He was running fast! Scared out of his wits, the boy leaped and bounded – cartoon style – over the spots on the ground his instinct told him hid mines. The ceaseless pounding of explosives enveloped everything. He couldn’t stop running. He had to get away. His feet barely skimmed the soil, yet his lithe body was ruthlessly thrown about by violent explosions. It filled him with dread. His ears ached from repeated assaults.
And then, abrupt silence… But no, not entirely: the soothing crash of distant waves caressed his senses and sparked his imagination… There he was: submerged in turquoise blue waters! Above him, a seagull screeched as it flew overhead. Keeeaugh!
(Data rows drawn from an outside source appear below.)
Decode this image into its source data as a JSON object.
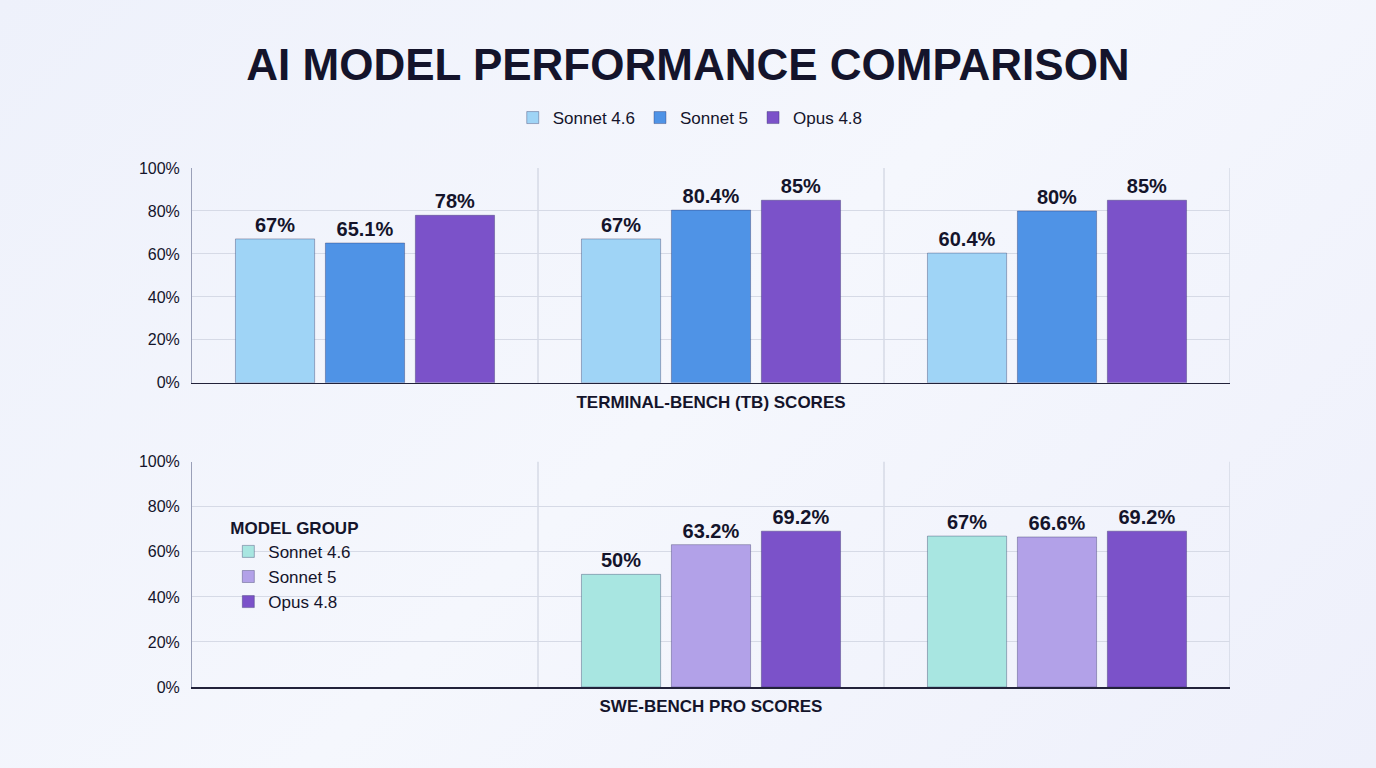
{
  "title": "AI MODEL PERFORMANCE COMPARISON",
  "chart_data": [
    {
      "type": "bar",
      "xlabel": "TERMINAL-BENCH (TB) SCORES",
      "categories": [
        null,
        null,
        null
      ],
      "series": [
        {
          "name": "Sonnet 4.6",
          "color": "#9fd4f6",
          "values": [
            67,
            67,
            60.4
          ],
          "value_labels": [
            "67%",
            "67%",
            "60.4%"
          ]
        },
        {
          "name": "Sonnet 5",
          "color": "#4f93e6",
          "values": [
            65.1,
            80.4,
            80
          ],
          "value_labels": [
            "65.1%",
            "80.4%",
            "80%"
          ]
        },
        {
          "name": "Opus 4.8",
          "color": "#7b52c9",
          "values": [
            78,
            85,
            85
          ],
          "value_labels": [
            "78%",
            "85%",
            "85%"
          ]
        }
      ],
      "ylim": [
        0,
        100
      ],
      "yticks": [
        {
          "value": 0,
          "label": "0%"
        },
        {
          "value": 20,
          "label": "20%"
        },
        {
          "value": 40,
          "label": "40%"
        },
        {
          "value": 60,
          "label": "60%"
        },
        {
          "value": 80,
          "label": "80%"
        },
        {
          "value": 100,
          "label": "100%"
        }
      ],
      "grid": true,
      "legend": "top",
      "data_labels": true,
      "tick_labels": "y"
    },
    {
      "type": "bar",
      "xlabel": "SWE-BENCH PRO SCORES",
      "legend_title": "MODEL GROUP",
      "categories": [
        null,
        null,
        null
      ],
      "series": [
        {
          "name": "Sonnet 4.6",
          "color": "#a8e6e1",
          "values": [
            null,
            50,
            67
          ],
          "value_labels": [
            null,
            "50%",
            "67%"
          ]
        },
        {
          "name": "Sonnet 5",
          "color": "#b2a1e8",
          "values": [
            null,
            63.2,
            66.6
          ],
          "value_labels": [
            null,
            "63.2%",
            "66.6%"
          ]
        },
        {
          "name": "Opus 4.8",
          "color": "#7b52c9",
          "values": [
            null,
            69.2,
            69.2
          ],
          "value_labels": [
            null,
            "69.2%",
            "69.2%"
          ]
        }
      ],
      "ylim": [
        0,
        100
      ],
      "yticks": [
        {
          "value": 0,
          "label": "0%"
        },
        {
          "value": 20,
          "label": "20%"
        },
        {
          "value": 40,
          "label": "40%"
        },
        {
          "value": 60,
          "label": "60%"
        },
        {
          "value": 80,
          "label": "80%"
        },
        {
          "value": 100,
          "label": "100%"
        }
      ],
      "grid": true,
      "legend": "left",
      "data_labels": true,
      "tick_labels": "y"
    }
  ]
}
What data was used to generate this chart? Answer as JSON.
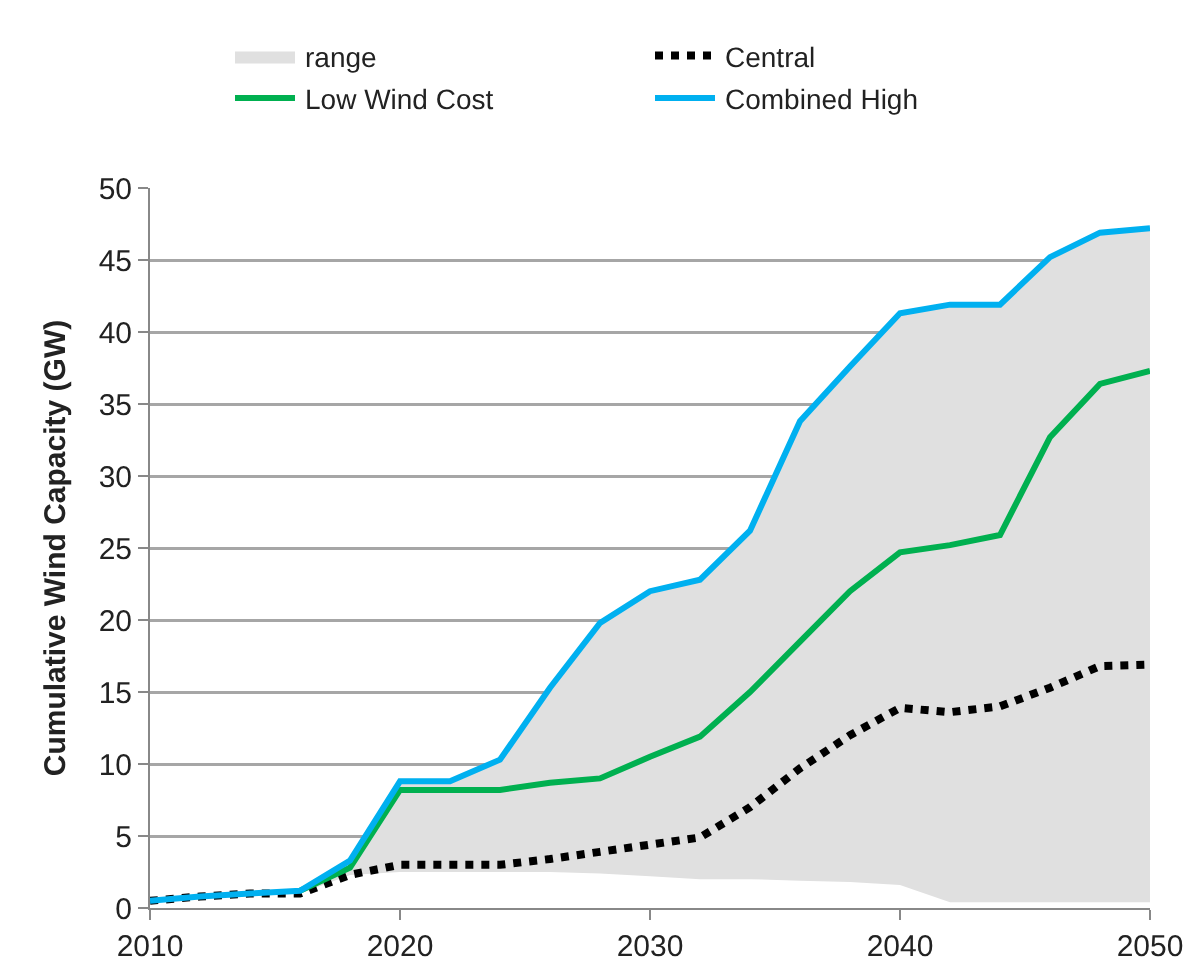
{
  "chart_data": {
    "type": "line",
    "ylabel": "Cumulative Wind Capacity (GW)",
    "x": [
      2010,
      2012,
      2014,
      2016,
      2018,
      2020,
      2022,
      2024,
      2026,
      2028,
      2030,
      2032,
      2034,
      2036,
      2038,
      2040,
      2042,
      2044,
      2046,
      2048,
      2050
    ],
    "xlim": [
      2010,
      2050
    ],
    "xticks": [
      2010,
      2020,
      2030,
      2040,
      2050
    ],
    "ylim": [
      0,
      50
    ],
    "yticks": [
      0,
      5,
      10,
      15,
      20,
      25,
      30,
      35,
      40,
      45,
      50
    ],
    "grid": "y",
    "legend": "top",
    "marker": "none",
    "annotations": [
      "range"
    ],
    "series": [
      {
        "name": "Central",
        "color": "#000000",
        "line_style": "dotted",
        "values": [
          0.5,
          0.8,
          1.0,
          1.0,
          2.3,
          3.0,
          3.0,
          3.0,
          3.4,
          3.9,
          4.4,
          4.9,
          7.0,
          9.7,
          12.0,
          13.9,
          13.6,
          14.0,
          15.3,
          16.8,
          16.9
        ]
      },
      {
        "name": "Low Wind Cost",
        "color": "#00b050",
        "line_style": "solid",
        "values": [
          null,
          null,
          null,
          1.2,
          2.8,
          8.2,
          8.2,
          8.2,
          8.7,
          9.0,
          10.5,
          11.9,
          15.0,
          18.5,
          22.0,
          24.7,
          25.2,
          25.9,
          32.7,
          36.4,
          37.3
        ]
      },
      {
        "name": "Combined High",
        "color": "#00b0f0",
        "line_style": "solid",
        "values": [
          0.5,
          0.8,
          1.0,
          1.2,
          3.3,
          8.8,
          8.8,
          10.3,
          15.3,
          19.8,
          22.0,
          22.8,
          26.2,
          33.8,
          37.6,
          41.3,
          41.9,
          41.9,
          45.2,
          46.9,
          47.2
        ],
        "lower": [
          0.5,
          0.8,
          1.0,
          1.0,
          2.3,
          2.5,
          2.5,
          2.5,
          2.5,
          2.4,
          2.2,
          2.0,
          2.0,
          1.9,
          1.8,
          1.6,
          0.4,
          0.4,
          0.4,
          0.4,
          0.4
        ],
        "upper": [
          0.5,
          0.8,
          1.0,
          1.2,
          3.3,
          8.8,
          8.8,
          10.3,
          15.3,
          19.8,
          22.0,
          22.8,
          26.2,
          33.8,
          37.6,
          41.3,
          41.9,
          41.9,
          45.2,
          46.9,
          47.2
        ]
      }
    ]
  }
}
He started and lazily opened one eye only to realize that the screech was actually coming from the bare legs of a rusty chair scraping the floor of the cheap restaurant where he sat with his head on a metal sheet table for a pillow. His gaze shifted to a half empty – Oh no, still half full! – bottle of mescal and a man’s taunt fist resting beside it. Like a hammer, thought the boy. Now his ears focused on the man’s slow and steady snoring that – like the waves soothing the beach – made him feel at ease.
He shut his eye again before the sweet smell of the surf that still lingered in his nostrils morphed back into stale grease and alcohol. He desperately tried to return to the beach, but all he got was blackness and oblivion until the thundering sound of rocks free-falling suddenly opened to a scene in which he found himself hunched up against a boulder that sheltered him from the downpour. The smaller rocks would pitter pat down the mountainside heralding in small playful cotton balls of clouds across the sky. But soon, larger menacing rocks took over as they crashed by apparently drawing in black clouds that thickened the horizon. The din from the thunder became unbearable.
Too frightened to open his eyes, the boy covered his ears. Then, all of a sudden and quite miraculously, the horrific pounding vanished. He slid out from under the boulder and looked up to a clear sky. A green mountaintop beckoned him. Still stunned by the rock storm, the boy felt too weary to climb so he quite naturally spread out his arms and simply flew up there with a powerful leap. At the top he found a crater, a valley of sorts full of grass, shrubs and a few trees. A waterfall filled the air with the sounds of peace. The boy felt home.
He was just breathing it all in when everything, including him, started to shake violently. He opened his eyes reluctantly to an empty bottle and the man who had passed out a couple of times while drinking it. The man stopped rattling the boy’s shoulder. Then he grabbed him by the arm, and hauled him out the door back to what they called home, where the man would sleep off the booze. The mid-morning sun hit the boy. He realized he was fully awake.